What Is a Flat Tax System?
What Is a Flat Tax System?
Flat Tax System: An Overview
A flat tax is a system that levies the same fixed percentage rate on every citizen regardless of income. Most flat tax systems exempt those living below the poverty line.
Some U.S. states use a flat tax system, as do several nations including Russia, Latvia, and Lithuania. The U.S. federal government uses a progressive income tax system, in which the percentage of taxes owed increases with the income of the taxpayer.
Both methods have their pros and cons.
- A flat tax levies the same income rate on all taxpayers.
- A sales tax is an example of a flat tax.
- The U.S. uses a progressive tax system, in which higher-income residents pay a higher percentage in income tax.
Understanding a Flat Tax System
A sales tax is an example of a flat tax. The tax is a fixed percentage of the product or service sold. Rich or poor, everyone pays the same amount. To reduce the burden on the poorest consumers, sales tax laws generally exempts essential goods like food from the tax.
A flat income tax is notably simpler than a progressive tax. The tax is imposed on the money as it is paid into a household.
Although any number of variations are possible, a flat tax often eliminates most tax breaks like a mortgage interest deduction or a child tax credit. There are usually no additional taxes on interest, capital gains, or dividends.
Nine U.S. states have a flat tax income tax system as of 2020. They include Colorado, Illinois, Indiana, Kentucky, Massachusetts, Michigan, North Carolina, Pennsylvania, and Utah. The rates range from a low of 3.07% in Pennsylvania up to 5.25% in North Carolina.
The FICA Tax is Flat, Too
Social Security and Medicare taxes are also examples of flat taxes. Employees pay 6.2% of their earnings in Social Security tax up to a wage cap of $137,700 as of 2020, and $142,800 in tax year 2021.
This is labeled as FICA tax on employees' W-2 forms. Self-employed people pay a comparable SECA tax for themselves plus an employer's share on behalf of their employees.
Earnings above those levels are exempt. Because of the income cap, the FICA tax system is not a progressive one.
Employees also pay 1.45% of their earnings to Medicare, regardless of how much they earn. So, oddly, the Medicare portion of the FICA tax is a progressive tax, not a flat one.

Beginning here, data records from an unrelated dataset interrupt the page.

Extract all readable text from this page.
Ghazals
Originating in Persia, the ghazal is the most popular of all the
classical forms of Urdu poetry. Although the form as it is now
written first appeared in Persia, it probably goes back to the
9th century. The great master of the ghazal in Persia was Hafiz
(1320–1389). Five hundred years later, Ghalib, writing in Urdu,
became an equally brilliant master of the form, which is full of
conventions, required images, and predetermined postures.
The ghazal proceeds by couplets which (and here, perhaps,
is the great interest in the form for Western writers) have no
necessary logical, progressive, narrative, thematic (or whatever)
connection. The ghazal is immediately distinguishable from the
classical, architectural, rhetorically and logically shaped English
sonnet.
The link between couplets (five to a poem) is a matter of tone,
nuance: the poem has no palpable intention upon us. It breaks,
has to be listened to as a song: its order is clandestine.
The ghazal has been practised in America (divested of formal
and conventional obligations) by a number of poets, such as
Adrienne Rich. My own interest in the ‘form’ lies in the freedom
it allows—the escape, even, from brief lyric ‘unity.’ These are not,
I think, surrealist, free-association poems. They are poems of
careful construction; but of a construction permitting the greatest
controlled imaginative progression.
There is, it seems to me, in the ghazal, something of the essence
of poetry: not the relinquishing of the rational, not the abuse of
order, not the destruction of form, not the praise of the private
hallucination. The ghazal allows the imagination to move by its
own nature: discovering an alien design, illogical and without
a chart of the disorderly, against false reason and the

Flat Tax System vs. Progressive Tax System
|Flat Tax System||Progressive Tax System|
|A flat percentage applies to all income levels.||Percentages increase as income rises.|
|Everyone pays the same rate.||Wealthier taxpayers pay higher percentages.|
|It often eliminates deductions and credits.||Spending is rewarded through deductions.|
Pros and Cons of a Flat Tax System
The flat income tax philosophy addresses an issue that its proponents call double taxation. That is, in a progressive tax system, taxes may be levied on earned income and again on dividends, interest, or capital gains that result from the investment of (post-tax) income.
A flat tax generally simplifies the tax code, making compliance easier. Critics point out that the U.S. Tax Code by 2020 comprised about 9,000 pages of regulations plus another 81,000 pages devoted to the related case law. The average taxpayer spends 24 hours and $410 every year preparing tax returns.
Another perceived advantage is improved fairness. The federal tax system is not only complex but subject to interpretation. Those with the most sophisticated tax preparers often pay the least in taxes.
One Flat Tax Proposal
Some American politicians have advocated a flat federal tax system. One recent proposal came from Republican U.S. Sen. Ted Cruz, a presidential candidate in 2016. His plan would have imposed a 10% flat tax rate, raised the standard deduction to 10%, and raised the personal exemption to $4,000. It lowered the corporate tax rate to 16%.
In this plan, a family of four with income below $36,000 would be exempt from taxes. Families could still claim some existing tax credits as well as deductions for charitable contributions and mortgage interest.
Proponents argue that reducing the top income tax rate by moving to a lower flat tax rate encourages business investment and attracts high-income individuals, increasing overall tax revenue and economic stability.
The Downside of a Flat Tax
Revenue could be lost with a flat tax system, depending on just how high that flat tax rate is. Federal revenue totaled $3.5 trillion in fiscal year 2019, and half of that came from personal income taxes, including taxes on capital gains, dividends, and interest. If a flat-rate tax system tried to replace that revenue, the rate could end up being higher than is politically acceptable.
Opponents argue that a flat tax system would transfer the tax burden to lower-income and middle-income taxpayers.
A flat tax also could altogether eliminate some taxes that wealthier individuals tend to pay, such as capital gains, dividends, and interest income taxes.
In addition, it could greatly reduce taxes on the richest Americans. Current tax rates range from 10% to 37% depending on income.
Assuming that more commonly-used deductions are eliminated, the tax burden could shift dramatically to the lower and middle classes.
Some flat tax systems in states get around this by exempting individuals who fall below certain income levels and by offering special exemptions or tax credits for low-income taxpayers.